The Cherokees were divided into two parties. A large majority of them followers of Ross and the minority party led by John Ridge.

Failing to deal with Ross, a government representative held a meeting with the Ridge Party at Red Clay in Bradley County in December 1835 and contracted with that Party to buy all the remainder of the Cherokee Lands which extended from Hiwassee River to Chatahooche River in Georgia for the sum of five million dollars. Another meeting was held in June 1836 and the treaty was amended and another million dollars given for a school fund.

The treaty with the Ridge Party provided that the Indians vacate the land and move west to what was afterwards known as the Indian Territory. The Ridge Party complied with the treaty and moved west, but the Ross Party refused to move. The Federal Government finally sent troops into the territory and gathered them together, except in the mountains of North Carolina where there are still a goodly number of them."

(Transcribed by Mr. Bill Bigham and extracted from the McMinn County USGenWeb website.)

(All Rights Reserved.)

 

 

I have NOT made an attempt to research this in depth, but it appears that McMinn and Marion counties are the only ones directly created from former Cherokee lands.  Two others (Hamilton and Monroe) were “technically” created from other established counties, but the land itself had actually been originally a part of the Hiwassee Purchase. 

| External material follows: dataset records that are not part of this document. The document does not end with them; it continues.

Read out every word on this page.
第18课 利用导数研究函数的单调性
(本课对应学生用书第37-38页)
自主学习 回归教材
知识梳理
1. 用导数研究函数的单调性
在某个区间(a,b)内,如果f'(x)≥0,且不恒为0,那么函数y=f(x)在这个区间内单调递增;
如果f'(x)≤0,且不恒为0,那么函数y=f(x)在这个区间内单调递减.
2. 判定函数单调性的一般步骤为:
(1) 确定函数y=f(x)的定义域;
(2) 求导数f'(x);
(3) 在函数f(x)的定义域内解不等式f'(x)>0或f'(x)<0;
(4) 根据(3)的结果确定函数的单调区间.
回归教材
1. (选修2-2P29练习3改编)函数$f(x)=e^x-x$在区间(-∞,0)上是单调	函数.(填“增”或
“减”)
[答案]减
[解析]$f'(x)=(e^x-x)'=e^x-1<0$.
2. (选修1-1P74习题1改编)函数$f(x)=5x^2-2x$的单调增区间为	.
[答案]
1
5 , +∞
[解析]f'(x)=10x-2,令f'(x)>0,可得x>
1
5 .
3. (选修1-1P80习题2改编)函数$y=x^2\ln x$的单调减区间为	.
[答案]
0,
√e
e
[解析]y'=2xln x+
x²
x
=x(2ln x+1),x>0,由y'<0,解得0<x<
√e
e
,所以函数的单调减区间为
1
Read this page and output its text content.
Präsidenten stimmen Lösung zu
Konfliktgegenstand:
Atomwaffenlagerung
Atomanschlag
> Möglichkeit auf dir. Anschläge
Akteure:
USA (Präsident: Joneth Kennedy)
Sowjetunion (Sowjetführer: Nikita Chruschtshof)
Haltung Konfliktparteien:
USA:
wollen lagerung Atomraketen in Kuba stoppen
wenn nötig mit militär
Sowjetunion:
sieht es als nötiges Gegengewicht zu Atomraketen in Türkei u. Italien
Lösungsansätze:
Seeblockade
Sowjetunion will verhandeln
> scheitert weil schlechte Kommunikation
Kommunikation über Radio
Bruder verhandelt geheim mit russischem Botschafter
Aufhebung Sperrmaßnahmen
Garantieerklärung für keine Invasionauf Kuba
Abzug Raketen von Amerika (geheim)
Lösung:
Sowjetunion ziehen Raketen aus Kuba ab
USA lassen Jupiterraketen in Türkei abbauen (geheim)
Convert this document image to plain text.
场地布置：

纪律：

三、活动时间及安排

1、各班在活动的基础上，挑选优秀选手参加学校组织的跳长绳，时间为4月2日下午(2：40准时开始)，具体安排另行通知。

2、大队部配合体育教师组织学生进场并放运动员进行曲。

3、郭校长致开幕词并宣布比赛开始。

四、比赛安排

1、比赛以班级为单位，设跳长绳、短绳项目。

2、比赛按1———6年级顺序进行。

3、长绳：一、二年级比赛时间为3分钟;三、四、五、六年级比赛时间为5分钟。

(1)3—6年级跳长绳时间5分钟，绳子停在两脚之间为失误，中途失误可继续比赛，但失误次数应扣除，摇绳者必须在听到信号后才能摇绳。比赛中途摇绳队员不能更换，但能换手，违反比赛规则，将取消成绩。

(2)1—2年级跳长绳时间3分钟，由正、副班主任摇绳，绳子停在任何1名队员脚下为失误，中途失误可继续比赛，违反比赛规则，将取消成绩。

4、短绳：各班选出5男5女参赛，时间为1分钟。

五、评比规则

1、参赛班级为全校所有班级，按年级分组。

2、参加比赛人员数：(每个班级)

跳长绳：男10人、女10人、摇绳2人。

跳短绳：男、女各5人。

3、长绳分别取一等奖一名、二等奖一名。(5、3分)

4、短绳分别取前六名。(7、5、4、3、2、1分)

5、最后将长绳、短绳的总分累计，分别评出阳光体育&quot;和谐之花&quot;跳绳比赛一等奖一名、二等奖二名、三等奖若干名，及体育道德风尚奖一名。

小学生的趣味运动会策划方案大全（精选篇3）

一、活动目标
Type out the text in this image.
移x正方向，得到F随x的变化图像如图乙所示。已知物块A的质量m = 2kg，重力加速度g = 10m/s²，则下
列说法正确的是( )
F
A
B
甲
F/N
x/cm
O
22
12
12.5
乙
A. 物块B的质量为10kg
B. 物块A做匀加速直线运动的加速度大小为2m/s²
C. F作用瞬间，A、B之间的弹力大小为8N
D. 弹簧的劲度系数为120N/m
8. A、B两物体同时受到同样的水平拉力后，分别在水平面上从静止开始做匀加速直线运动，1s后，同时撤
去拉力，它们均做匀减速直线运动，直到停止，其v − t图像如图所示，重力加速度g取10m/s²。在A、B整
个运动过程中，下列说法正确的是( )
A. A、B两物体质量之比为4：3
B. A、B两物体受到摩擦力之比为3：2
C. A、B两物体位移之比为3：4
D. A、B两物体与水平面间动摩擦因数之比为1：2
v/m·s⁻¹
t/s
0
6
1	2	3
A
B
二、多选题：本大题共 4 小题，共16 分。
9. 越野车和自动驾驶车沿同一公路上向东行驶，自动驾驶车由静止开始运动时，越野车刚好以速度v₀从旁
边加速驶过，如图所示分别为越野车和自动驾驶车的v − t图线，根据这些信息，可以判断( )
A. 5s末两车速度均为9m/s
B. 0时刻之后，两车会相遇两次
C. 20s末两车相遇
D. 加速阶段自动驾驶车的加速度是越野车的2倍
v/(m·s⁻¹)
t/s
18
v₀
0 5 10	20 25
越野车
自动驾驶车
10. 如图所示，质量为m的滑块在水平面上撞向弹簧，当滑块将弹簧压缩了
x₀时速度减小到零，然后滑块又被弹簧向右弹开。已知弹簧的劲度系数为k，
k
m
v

Those counties that were formally established by 1820 were McMinn, Hamilton, Monroe, and Marion.  Bradley was created in 1836, and Polk in 1839.

The platting of land into sections and townships began as soon as counties were organized.   It is speculative on my part that the ability to hold official title to a legally defined parcel of land was what served as the catalyst or ‘drawing card’ that attracted immigrants from elsewhere in the region.

McMinn County was established in 1819, and Cobbs were purchasing land there within a year.  There is as yet no documented basis for saying their arrival pre-dates the 1819 treaty.

There were no new counties created in Georgia, North Carolina, or South Carolina from land acquired under the terms of the Hiwassee Purchase in 1819.  However, it is a fact that non-Indian encroachment into what had formerly been Indian Lands played a prominent role in the creation of new districts and counties.  In 1826, the old Pendleton District of South Carolina was broken up with the establishment of Pickens and Anderson Districts.  Oconee County was created from Pickens and Anderson in 1868.  (Under the terms of “Reconstruction” following the War Between the States, all South Carolina districts were reorganized and re-designated as counties.) 

The most prominent role played by the Carolina states in the history of southeastern Tennessee, was to provide an inestimable number of pioneer immigrants to the latter place.  To be sure, there was a non-Indian population in the area of the Hiwassee Purchase long before the 1819 treaty.  The very purpose for native-American displacement to begin with was to make room for more whites.  As stated earlier, the real “boom” in non-Indian immigration however, seems to have begun after the treaty date, when the legal technicalities of land ownership was no longer an issue.